- Directed by: Richard Pottier
- Written by: Thomas Förster (play) Jacques Prévert Carlo Rim T.H. Robert
- Produced by: Herman Millakowsky
- Starring: Renée Saint-Cyr Suzy Prim Jules Berry
- Cinematography: Enzo Riccioni
- Music by: Joe Hajos
- Production company: Milo Film Productions
- Release date: 13 November 1936;
- Running time: 100 minutes
- Country: France
- Language: French

= 27, rue de la Paix =

1936 film

27, rue de la Paix is a 1936 French crime film directed by Richard Pottier and starring Renée Saint-Cyr, Suzy Prim and Jules Berry.

== Plot ==
Gloria, an affluent and sophisticated woman, seeks to end her tumultuous marriage with her philandering husband, Denis. Desperate for assistance, she reaches out to a close acquaintance, who happens to be a lawyer with ties to both Gloria and Denis.
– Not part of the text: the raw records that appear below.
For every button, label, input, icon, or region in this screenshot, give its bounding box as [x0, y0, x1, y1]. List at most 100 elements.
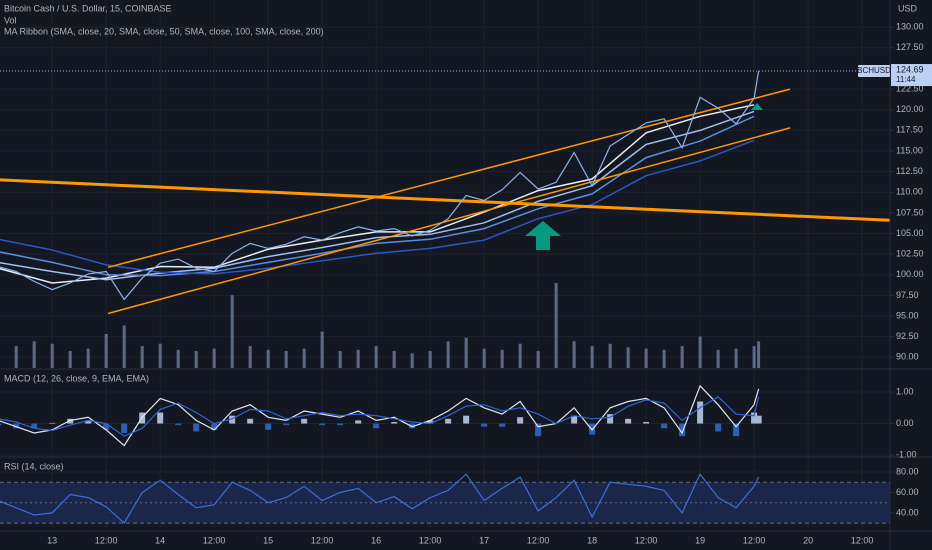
histogram-bar	[283, 423, 290, 426]
y-tick-label: 117.50	[896, 125, 923, 135]
trend-line	[107, 127, 791, 315]
countdown: 11:44	[896, 75, 916, 84]
price-tag	[891, 64, 932, 87]
y-tick-label: 127.50	[896, 42, 924, 52]
x-tick-label: 13	[47, 535, 57, 545]
volume-bar	[194, 351, 198, 368]
histogram-bar	[157, 412, 164, 424]
histogram-bar	[679, 423, 686, 437]
histogram-bar	[445, 418, 452, 424]
moving-average-line	[0, 139, 755, 275]
histogram-bar	[121, 423, 128, 434]
y-tick-label: 97.50	[896, 290, 919, 300]
histogram-bar	[625, 418, 632, 424]
volume-bar	[230, 295, 234, 368]
y-tick-label: 130.00	[896, 22, 924, 32]
x-tick-label: 15	[263, 535, 273, 545]
volume-bar	[572, 341, 576, 368]
x-tick-label: 12:00	[743, 535, 766, 545]
y-tick-label: 120.00	[896, 104, 924, 114]
y-tick-label: 110.00	[896, 187, 923, 197]
volume-bar	[302, 348, 306, 368]
moving-average-line	[0, 110, 755, 281]
volume-bar	[284, 351, 288, 368]
volume-bar	[428, 351, 432, 368]
y-tick-label: 1.00	[896, 386, 914, 396]
histogram-bar	[697, 401, 704, 424]
histogram-bar	[13, 423, 20, 429]
last-price-label: 124.69	[896, 64, 924, 74]
y-tick-label: 115.00	[896, 145, 923, 155]
x-tick-label: 12:00	[851, 535, 874, 545]
volume-bar	[536, 351, 540, 368]
y-tick-label: -1.00	[896, 449, 917, 459]
histogram-bar	[751, 412, 758, 424]
volume-bar	[104, 334, 108, 368]
histogram-bar	[499, 423, 506, 427]
histogram-bar	[319, 423, 326, 426]
volume-bar	[698, 336, 702, 368]
x-tick-label: 17	[479, 535, 489, 545]
volume-bar	[590, 346, 594, 368]
volume-bar	[644, 348, 648, 368]
volume-bar	[626, 347, 630, 368]
x-tick-label: 18	[587, 535, 597, 545]
histogram-bar	[733, 423, 740, 437]
x-tick-label: 12:00	[635, 535, 658, 545]
volume-bar	[32, 341, 36, 368]
histogram-bar	[193, 423, 200, 432]
volume-bar	[608, 343, 612, 368]
y-tick-label: 95.00	[896, 310, 919, 320]
volume-bar	[122, 325, 126, 368]
histogram-bar	[301, 418, 308, 424]
histogram-bar	[31, 423, 38, 429]
histogram-bar	[265, 423, 272, 430]
series-line	[0, 396, 760, 437]
histogram-bar	[85, 420, 92, 424]
x-tick-label: 12:00	[311, 535, 334, 545]
y-tick-label: 105.00	[896, 228, 924, 238]
histogram-bar	[409, 423, 416, 429]
histogram-bar	[373, 423, 380, 429]
series-line	[0, 70, 760, 301]
volume-bar	[356, 349, 360, 368]
volume-bar	[680, 346, 684, 368]
histogram-bar	[643, 421, 650, 424]
volume-bar	[500, 349, 504, 368]
y-tick-label: 107.50	[896, 207, 924, 217]
volume-bar	[338, 351, 342, 368]
histogram-bar	[755, 415, 762, 424]
x-tick-label: 12:00	[527, 535, 550, 545]
y-tick-label: 90.00	[896, 352, 919, 362]
moving-average-line	[0, 104, 755, 284]
histogram-bar	[0, 423, 2, 426]
x-tick-label: 20	[803, 535, 813, 545]
volume-bar	[554, 283, 558, 368]
volume-bar	[266, 349, 270, 368]
volume-bar	[757, 341, 761, 368]
histogram-bar	[481, 423, 488, 427]
y-tick-label: 40.00	[896, 507, 919, 517]
volume-bar	[14, 346, 18, 368]
histogram-bar	[535, 423, 542, 437]
volume-bar	[86, 348, 90, 368]
histogram-bar	[661, 423, 668, 429]
volume-bar	[176, 349, 180, 368]
arrow-up-icon	[525, 221, 561, 250]
x-tick-label: 14	[155, 535, 165, 545]
volume-bar	[464, 337, 468, 368]
y-tick-label: 122.50	[896, 83, 924, 93]
histogram-bar	[391, 421, 398, 424]
volume-bar	[446, 341, 450, 368]
histogram-bar	[175, 423, 182, 426]
y-tick-label: 60.00	[896, 487, 919, 497]
x-tick-label: 16	[371, 535, 381, 545]
y-tick-label: 100.00	[896, 269, 924, 279]
volume-bar	[68, 351, 72, 368]
histogram-bar	[211, 423, 218, 430]
moving-average-line	[0, 115, 755, 277]
volume-bar	[752, 346, 756, 368]
triangle-icon	[751, 103, 763, 110]
volume-bar	[158, 343, 162, 368]
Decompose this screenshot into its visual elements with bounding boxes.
In an attempt to gain an advantage, Gloria contemplates bribing Jenny, her husband's mistress.

However, the situation takes a sinister turn when Jenny is discovered murdered, her lifeless body found floating in the Seine river. As the evidence piles up against Denis, the weight of suspicion becomes overwhelming. Amidst the chaos, a young and intrepid journalist named Alice takes it upon herself to delve into the case, determined to uncover the hidden truth.

==Cast==
- Renée Saint-Cyr as Gloria Grand
- Suzy Prim as Jenny Clarens
- Jules Berry as Denis Grand
- Jean Galland as Maître Jean Bernard
- Gaby Basset as Alice Perrin aka Jeanne Pinson
- Junie Astor as Olly
- Gabriel Signoret as Le procureur Montfort
- Jean Wall as Furet
- Julien Carette as Jules
- Serjius
- Viviane Gosset
- René Génin as Jules Fouillard
- Georges Paulais
- Philippe Richard as Police Official
- Georges Péclet
- Anthony Gildès as Montfort's Aide
- Jacques Berlioz
- Al Brown

== Bibliography ==
- Alastair Phillips. Rififi: French Film Guide. I.B.Tauris, 2009.